Mesnevi-i Nuriye | Hubab | 90
(84-106)

Evet mü’min olan kimse, îman ve tevhid iktizâsiyle, kâinata bir mehd-i uhuvvet nazariyle baktığı gibi; bütün mahlûkatı, bilhassa insanları, bilhassa İslâmları birbiriyle bağlayan ip de, ancak uhuvvettir. Çünkü îman bütün mü’minleri bir babanın cenah-ı şefkati altında yaşıyan kardeşler gibi kardeş addediyor.

Küfür ise, öyle bir bürûdettir ki, kardeşleri bile kardeşlikten çıkarır.
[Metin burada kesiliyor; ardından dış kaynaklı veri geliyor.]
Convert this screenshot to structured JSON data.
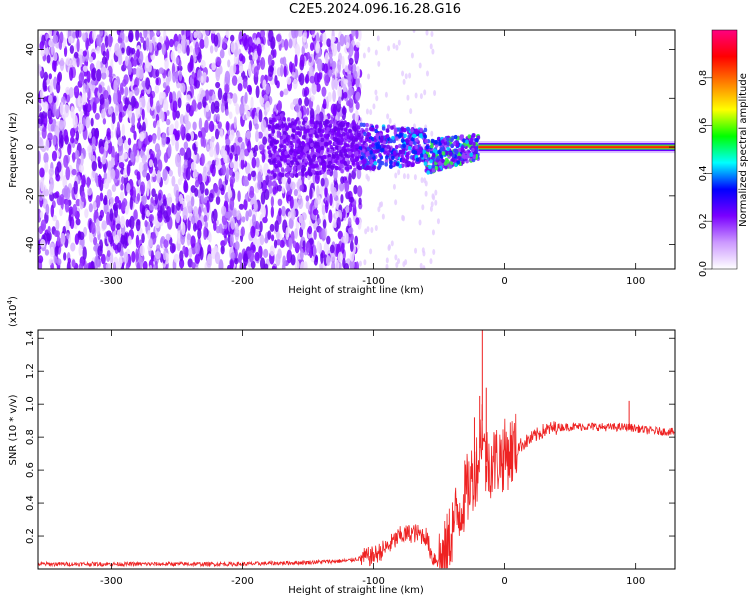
{
  "title": "C2E5.2024.096.16.28.G16",
  "chart_data": [
    {
      "type": "heatmap",
      "xlabel": "Height of straight line (km)",
      "ylabel": "Frequency (Hz)",
      "xlim": [
        -356,
        130
      ],
      "ylim": [
        -50,
        48
      ],
      "xticks": [
        "-300",
        "-200",
        "-100",
        "0",
        "100"
      ],
      "xtick_values": [
        -300,
        -200,
        -100,
        0,
        100
      ],
      "yticks": [
        "-40",
        "-20",
        "0",
        "20",
        "40"
      ],
      "ytick_values": [
        -40,
        -20,
        0,
        20,
        40
      ],
      "colorbar": {
        "label": "Normalized spectral amplitude",
        "range": [
          0,
          1
        ],
        "ticks": [
          "0.0",
          "0.2",
          "0.4",
          "0.6",
          "0.8"
        ],
        "tick_values": [
          0.0,
          0.2,
          0.4,
          0.6,
          0.8
        ],
        "colors": [
          "#ffffff",
          "#cc99ff",
          "#7a00ff",
          "#0000ff",
          "#00ffff",
          "#00ff00",
          "#ffff00",
          "#ff8000",
          "#ff0000",
          "#ff0080"
        ]
      },
      "features": {
        "noise_region_x": [
          -356,
          -110
        ],
        "signal_line_start_x": -20,
        "signal_line_freq": 0,
        "signal_line_amplitude": 0.85
      }
    },
    {
      "type": "line",
      "xlabel": "Height of straight line (km)",
      "ylabel": "SNR (10 * v/v)",
      "y_multiplier": "(x10",
      "y_multiplier_exp": "4",
      "y_multiplier_close": ")",
      "xlim": [
        -356,
        130
      ],
      "ylim": [
        0,
        14500
      ],
      "xticks": [
        "-300",
        "-200",
        "-100",
        "0",
        "100"
      ],
      "xtick_values": [
        -300,
        -200,
        -100,
        0,
        100
      ],
      "yticks": [
        "0.2",
        "0.4",
        "0.6",
        "0.8",
        "1.0",
        "1.2",
        "1.4"
      ],
      "ytick_values": [
        2000,
        4000,
        6000,
        8000,
        10000,
        12000,
        14000
      ],
      "color": "#ee2222",
      "series_points": [
        [
          -356,
          300
        ],
        [
          -300,
          300
        ],
        [
          -200,
          300
        ],
        [
          -150,
          400
        ],
        [
          -120,
          500
        ],
        [
          -100,
          800
        ],
        [
          -90,
          1300
        ],
        [
          -80,
          2000
        ],
        [
          -70,
          2200
        ],
        [
          -60,
          2000
        ],
        [
          -55,
          700
        ],
        [
          -50,
          600
        ],
        [
          -45,
          800
        ],
        [
          -40,
          2500
        ],
        [
          -30,
          4500
        ],
        [
          -25,
          5500
        ],
        [
          -20,
          6500
        ],
        [
          -17,
          9000
        ],
        [
          -15,
          6500
        ],
        [
          -10,
          6500
        ],
        [
          0,
          6900
        ],
        [
          10,
          7400
        ],
        [
          20,
          7900
        ],
        [
          30,
          8400
        ],
        [
          40,
          8600
        ],
        [
          60,
          8650
        ],
        [
          80,
          8600
        ],
        [
          95,
          8600
        ],
        [
          110,
          8400
        ],
        [
          130,
          8300
        ]
      ],
      "spikes": [
        [
          -17,
          14500
        ],
        [
          -19,
          10500
        ],
        [
          -14,
          11000
        ],
        [
          -23,
          9200
        ],
        [
          95,
          10200
        ]
      ]
    }
  ]
}
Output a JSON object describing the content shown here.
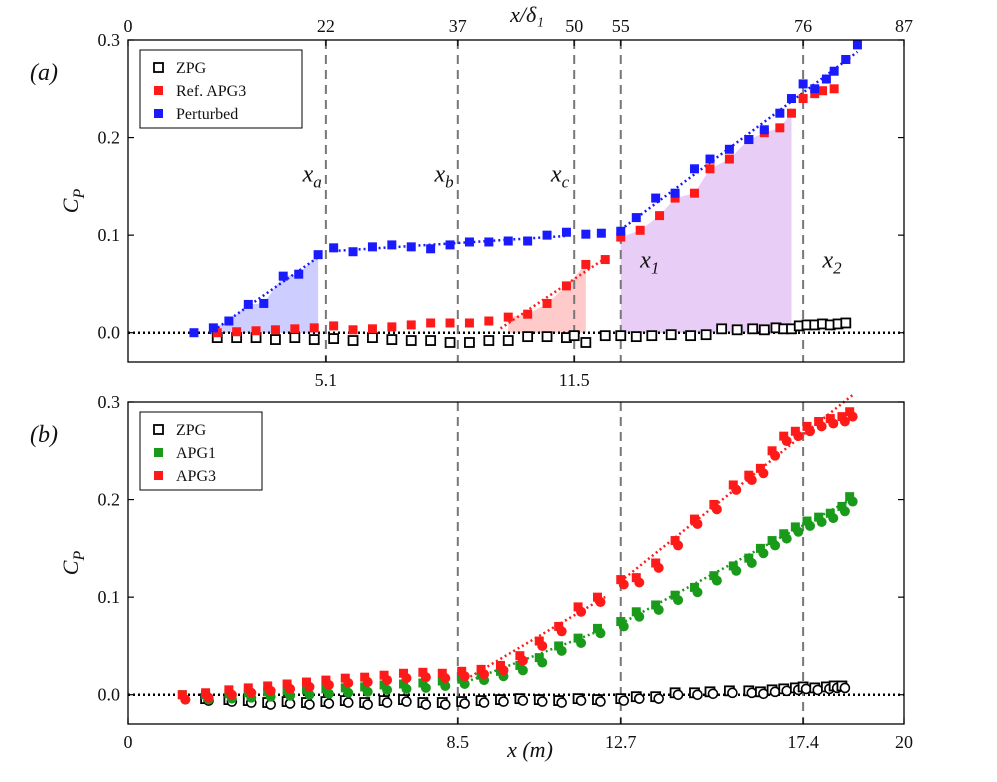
{
  "colors": {
    "zpg": "#000000",
    "red": "#ff1a1a",
    "blue": "#1a1aff",
    "green": "#1a9a1a",
    "dashed": "#777777",
    "shade_blue": "#c8c8ff",
    "shade_red": "#ffc4c4",
    "shade_purple": "#e6c8f5"
  },
  "chart_data": [
    {
      "panel": "(a)",
      "type": "scatter",
      "title": "",
      "xlabel_top": "x/δ₁",
      "ylabel": "C_P",
      "xlim": [
        0,
        20
      ],
      "ylim": [
        -0.03,
        0.3
      ],
      "yticks": [
        "0.0",
        "0.1",
        "0.2",
        "0.3"
      ],
      "top_ticks": [
        {
          "x": 0,
          "label": "0"
        },
        {
          "x": 5.1,
          "label": "22"
        },
        {
          "x": 8.5,
          "label": "37"
        },
        {
          "x": 11.5,
          "label": "50"
        },
        {
          "x": 12.7,
          "label": "55"
        },
        {
          "x": 17.4,
          "label": "76"
        },
        {
          "x": 20,
          "label": "87"
        }
      ],
      "bottom_ticks": [
        {
          "x": 5.1,
          "label": "5.1"
        },
        {
          "x": 11.5,
          "label": "11.5"
        }
      ],
      "dashed_lines_x": [
        5.1,
        8.5,
        11.5,
        12.7,
        17.4
      ],
      "region_labels": [
        {
          "x": 4.5,
          "y": 0.155,
          "label": "x",
          "sub": "a"
        },
        {
          "x": 7.9,
          "y": 0.155,
          "label": "x",
          "sub": "b"
        },
        {
          "x": 10.9,
          "y": 0.155,
          "label": "x",
          "sub": "c"
        },
        {
          "x": 13.2,
          "y": 0.067,
          "label": "x",
          "sub": "1"
        },
        {
          "x": 17.9,
          "y": 0.067,
          "label": "x",
          "sub": "2"
        }
      ],
      "legend": [
        "ZPG",
        "Ref. APG3",
        "Perturbed"
      ],
      "series": [
        {
          "name": "ZPG",
          "marker": "open-square",
          "color": "#000000",
          "x": [
            2.3,
            2.8,
            3.3,
            3.8,
            4.3,
            4.8,
            5.3,
            5.8,
            6.3,
            6.8,
            7.3,
            7.8,
            8.3,
            8.8,
            9.3,
            9.8,
            10.3,
            10.8,
            11.3,
            11.5,
            11.8,
            12.3,
            12.7,
            13.1,
            13.5,
            14.0,
            14.5,
            14.9,
            15.3,
            15.7,
            16.1,
            16.4,
            16.7,
            16.9,
            17.1,
            17.3,
            17.5,
            17.7,
            17.9,
            18.1,
            18.3,
            18.5
          ],
          "y": [
            -0.005,
            -0.005,
            -0.005,
            -0.007,
            -0.005,
            -0.007,
            -0.006,
            -0.008,
            -0.005,
            -0.007,
            -0.008,
            -0.008,
            -0.01,
            -0.01,
            -0.008,
            -0.008,
            -0.004,
            -0.004,
            -0.005,
            -0.003,
            -0.01,
            -0.003,
            -0.003,
            -0.004,
            -0.003,
            -0.002,
            -0.003,
            -0.002,
            0.004,
            0.003,
            0.004,
            0.003,
            0.005,
            0.004,
            0.004,
            0.007,
            0.008,
            0.008,
            0.009,
            0.008,
            0.009,
            0.01
          ]
        },
        {
          "name": "Ref. APG3",
          "marker": "filled-square",
          "color": "#ff1a1a",
          "x": [
            2.3,
            2.8,
            3.3,
            3.8,
            4.3,
            4.8,
            5.3,
            5.8,
            6.3,
            6.8,
            7.3,
            7.8,
            8.3,
            8.8,
            9.3,
            9.8,
            10.3,
            10.8,
            11.3,
            11.8,
            12.3,
            12.7,
            13.2,
            13.7,
            14.1,
            14.6,
            15.0,
            15.5,
            16.0,
            16.4,
            16.8,
            17.1,
            17.4,
            17.7,
            17.9,
            18.2,
            18.5
          ],
          "y": [
            0.0,
            0.001,
            0.002,
            0.003,
            0.004,
            0.005,
            0.007,
            0.003,
            0.004,
            0.006,
            0.008,
            0.01,
            0.01,
            0.01,
            0.012,
            0.016,
            0.019,
            0.03,
            0.048,
            0.07,
            0.075,
            0.098,
            0.105,
            0.12,
            0.138,
            0.143,
            0.168,
            0.178,
            0.198,
            0.205,
            0.21,
            0.225,
            0.24,
            0.245,
            0.248,
            0.25,
            0.28
          ]
        },
        {
          "name": "Perturbed",
          "marker": "filled-square",
          "color": "#1a1aff",
          "x": [
            1.7,
            2.2,
            2.6,
            3.1,
            3.5,
            4.0,
            4.4,
            4.9,
            5.3,
            5.8,
            6.3,
            6.8,
            7.3,
            7.8,
            8.3,
            8.8,
            9.3,
            9.8,
            10.3,
            10.8,
            11.3,
            11.8,
            12.2,
            12.7,
            13.1,
            13.6,
            14.1,
            14.6,
            15.0,
            15.5,
            16.0,
            16.4,
            16.8,
            17.1,
            17.4,
            17.7,
            18.0,
            18.2,
            18.5,
            18.8
          ],
          "y": [
            0.0,
            0.005,
            0.012,
            0.029,
            0.03,
            0.058,
            0.06,
            0.08,
            0.087,
            0.083,
            0.088,
            0.09,
            0.088,
            0.086,
            0.09,
            0.093,
            0.093,
            0.094,
            0.094,
            0.1,
            0.103,
            0.101,
            0.102,
            0.104,
            0.118,
            0.138,
            0.143,
            0.168,
            0.178,
            0.188,
            0.198,
            0.208,
            0.225,
            0.24,
            0.255,
            0.25,
            0.26,
            0.268,
            0.28,
            0.295
          ]
        }
      ]
    },
    {
      "panel": "(b)",
      "type": "scatter",
      "title": "",
      "xlabel": "x (m)",
      "ylabel": "C_P",
      "xlim": [
        0,
        20
      ],
      "ylim": [
        -0.03,
        0.3
      ],
      "yticks": [
        "0.0",
        "0.1",
        "0.2",
        "0.3"
      ],
      "bottom_ticks": [
        {
          "x": 0,
          "label": "0"
        },
        {
          "x": 8.5,
          "label": "8.5"
        },
        {
          "x": 12.7,
          "label": "12.7"
        },
        {
          "x": 17.4,
          "label": "17.4"
        },
        {
          "x": 20,
          "label": "20"
        }
      ],
      "dashed_lines_x": [
        8.5,
        12.7,
        17.4
      ],
      "legend": [
        "ZPG",
        "APG1",
        "APG3"
      ],
      "series": [
        {
          "name": "ZPG",
          "marker": "open-square",
          "color": "#000000",
          "x": [
            2.0,
            2.6,
            3.1,
            3.6,
            4.1,
            4.6,
            5.1,
            5.6,
            6.1,
            6.6,
            7.1,
            7.6,
            8.1,
            8.6,
            9.1,
            9.6,
            10.1,
            10.6,
            11.1,
            11.6,
            12.1,
            12.7,
            13.1,
            13.6,
            14.1,
            14.6,
            15.0,
            15.5,
            16.0,
            16.3,
            16.6,
            16.9,
            17.2,
            17.4,
            17.7,
            18.0,
            18.2,
            18.4
          ],
          "y": [
            -0.004,
            -0.005,
            -0.006,
            -0.008,
            -0.007,
            -0.008,
            -0.007,
            -0.006,
            -0.008,
            -0.006,
            -0.005,
            -0.008,
            -0.008,
            -0.007,
            -0.006,
            -0.005,
            -0.004,
            -0.005,
            -0.006,
            -0.004,
            -0.005,
            -0.004,
            -0.002,
            -0.002,
            0.002,
            0.002,
            0.003,
            0.004,
            0.004,
            0.003,
            0.005,
            0.006,
            0.007,
            0.008,
            0.007,
            0.008,
            0.009,
            0.009
          ]
        },
        {
          "name": "APG1",
          "marker": "filled-square",
          "color": "#1a9a1a",
          "x": [
            1.4,
            2.0,
            2.6,
            3.1,
            3.6,
            4.1,
            4.6,
            5.1,
            5.6,
            6.1,
            6.6,
            7.1,
            7.6,
            8.1,
            8.6,
            9.1,
            9.6,
            10.1,
            10.6,
            11.1,
            11.6,
            12.1,
            12.7,
            13.1,
            13.6,
            14.1,
            14.6,
            15.1,
            15.6,
            16.0,
            16.3,
            16.6,
            16.9,
            17.2,
            17.5,
            17.8,
            18.1,
            18.4,
            18.6
          ],
          "y": [
            0.0,
            0.0,
            0.001,
            0.002,
            0.003,
            0.004,
            0.005,
            0.006,
            0.007,
            0.008,
            0.01,
            0.011,
            0.012,
            0.014,
            0.016,
            0.02,
            0.024,
            0.03,
            0.038,
            0.05,
            0.058,
            0.068,
            0.075,
            0.085,
            0.092,
            0.102,
            0.11,
            0.122,
            0.132,
            0.14,
            0.15,
            0.158,
            0.165,
            0.172,
            0.178,
            0.182,
            0.186,
            0.193,
            0.203
          ]
        },
        {
          "name": "APG3",
          "marker": "filled-square",
          "color": "#ff1a1a",
          "x": [
            1.4,
            2.0,
            2.6,
            3.1,
            3.6,
            4.1,
            4.6,
            5.1,
            5.6,
            6.1,
            6.6,
            7.1,
            7.6,
            8.1,
            8.6,
            9.1,
            9.6,
            10.1,
            10.6,
            11.1,
            11.6,
            12.1,
            12.7,
            13.1,
            13.6,
            14.1,
            14.6,
            15.1,
            15.6,
            16.0,
            16.3,
            16.6,
            16.9,
            17.2,
            17.5,
            17.8,
            18.1,
            18.4,
            18.6
          ],
          "y": [
            0.0,
            0.002,
            0.005,
            0.007,
            0.009,
            0.011,
            0.013,
            0.015,
            0.017,
            0.018,
            0.02,
            0.022,
            0.023,
            0.022,
            0.024,
            0.026,
            0.03,
            0.04,
            0.055,
            0.07,
            0.09,
            0.1,
            0.118,
            0.12,
            0.135,
            0.158,
            0.18,
            0.195,
            0.215,
            0.225,
            0.232,
            0.25,
            0.265,
            0.27,
            0.275,
            0.28,
            0.283,
            0.285,
            0.29
          ]
        }
      ]
    }
  ]
}
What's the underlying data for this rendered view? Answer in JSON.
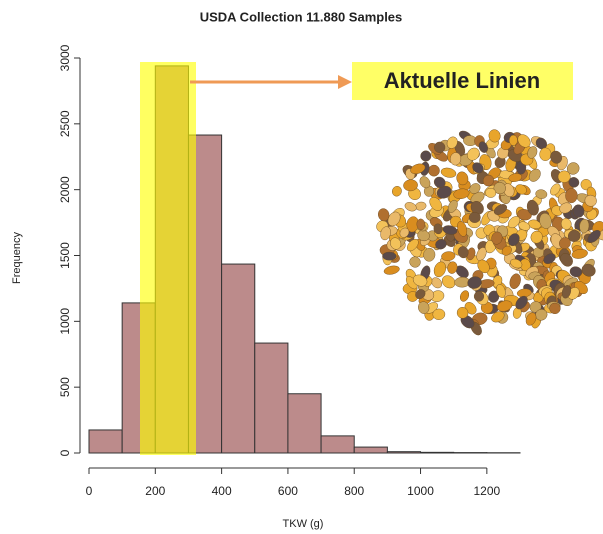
{
  "chart_data": {
    "type": "histogram",
    "title": "USDA Collection 11.880 Samples",
    "x_label": "TKW (g)",
    "y_label": "Frequency",
    "bins": [
      0,
      100,
      200,
      300,
      400,
      500,
      600,
      700,
      800,
      900,
      1000,
      1100,
      1200,
      1300
    ],
    "values": [
      175,
      1140,
      2940,
      2415,
      1435,
      835,
      450,
      130,
      45,
      10,
      5,
      3,
      2
    ],
    "color": "#bc8b8b",
    "xlim": [
      0,
      1300
    ],
    "xticks": [
      0,
      200,
      400,
      600,
      800,
      1000,
      1200
    ],
    "ylim": [
      0,
      3000
    ],
    "yticks": [
      0,
      500,
      1000,
      1500,
      2000,
      2500,
      3000
    ],
    "annotation": "Aktuelle Linien"
  }
}
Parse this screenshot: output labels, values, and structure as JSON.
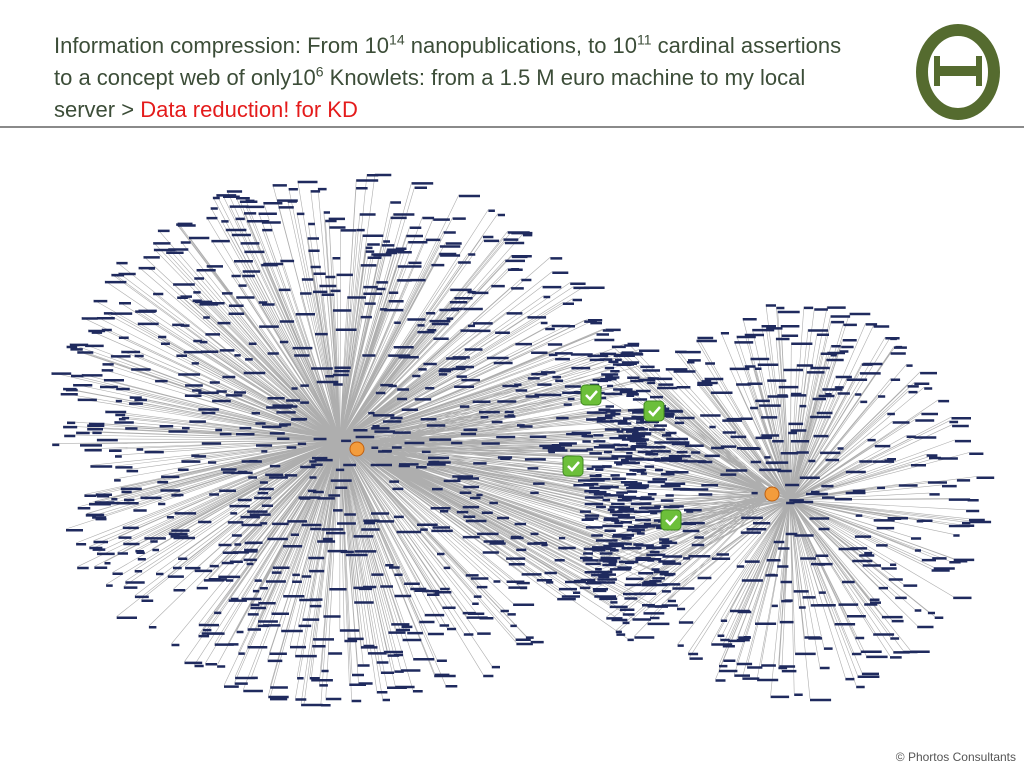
{
  "header": {
    "title": {
      "parts": [
        {
          "text": "Information compression: From 10"
        },
        {
          "text": "14",
          "sup": true
        },
        {
          "text": " nanopublications, to 10"
        },
        {
          "text": "11",
          "sup": true
        },
        {
          "text": " cardinal assertions to a concept web of only10"
        },
        {
          "text": "6",
          "sup": true
        },
        {
          "text": " Knowlets: from a 1.5 M euro machine to my local server > "
        },
        {
          "text": "Data reduction! for KD",
          "highlight": true
        }
      ]
    }
  },
  "footer": {
    "copyright": "© Phortos Consultants"
  }
}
Ve bütün eşyâda bir nevi’ ecnebilik tohumunu ekiyor. Ve her şeyi her şeye düşman yapıyor.

Evet hamiyet-i milliyelerinde bir uhuvvet varsa da, muvakkattır. Ve ezelî, ebedî iftirak ve firak ile muttasıl ve mahduddur. Amma kâfirlerin medeniyetinde görülen mehâsin ve yüksek terakkiyât-ı sanâyi, (bunlar) tamamen medeniyet-i İslâmiyeden, Kur’ânın irşâdatından, edyân-ı semâvîyeden in’ikas ve iktibas edildiği “Lemeat” ile “Sünuhat” eserlerimde istenildiği gibi îzah ve isbat edilmiştir...

İ’lem! Mesâil-i dîniyeden olan içtihad kapısı açıktır. Fakat, şu zamanda oraya girmeğe altı mâni vardır...

Birincisi: Nasılki kışta fırtınaların şiddetli olduğu bir vakitte, dar delikler dahi seddedilir; yeni kapılar açmak hiç bir cihetle kâr-ı akıl değil. Hem nasılki büyük bir selin hücumunda tamir için duvarlarda delikler açmak gark olmağa vesîledir. Öyle de: Şu münkerat zamanında ve âdât-ı ecânibin istilâsı ânında ve bid’aların kesreti vaktinde ve dalâletin tahribâtı hengâmında, içtihad nâmiyle kasr-ı İslâmiyetten yeni kapılar açıp duvarlarında muharriblerin girmesine vesîle olacak olan delikler açmak, İslâmiyete cinâyettir...

İkincisi: Dinin zarûriyatı ki içtihad onlara giremez. Çünkü kat’i ve muayyendirler. Hem o zarûriyat, kut ve gıda hükmündedirler; şu zamanda terke uğruyorlar ve tezelzüldedirler. Ve bütün himmet ve gayreti onların ikamesine ve ihyâsına sarfetmek lâzım gelirken, İslâmiyetin nazariyat kısmında ve selefin içtihadat-ı sâfiyâne ve hâlîsânesiyle bütün zamanların hâcâtına dar gelmeyen efkârları olduğu halde, onları bırakıp, heveskârane yeni içtihadlar yapmak; bid’atkârâne bir hıyânettir.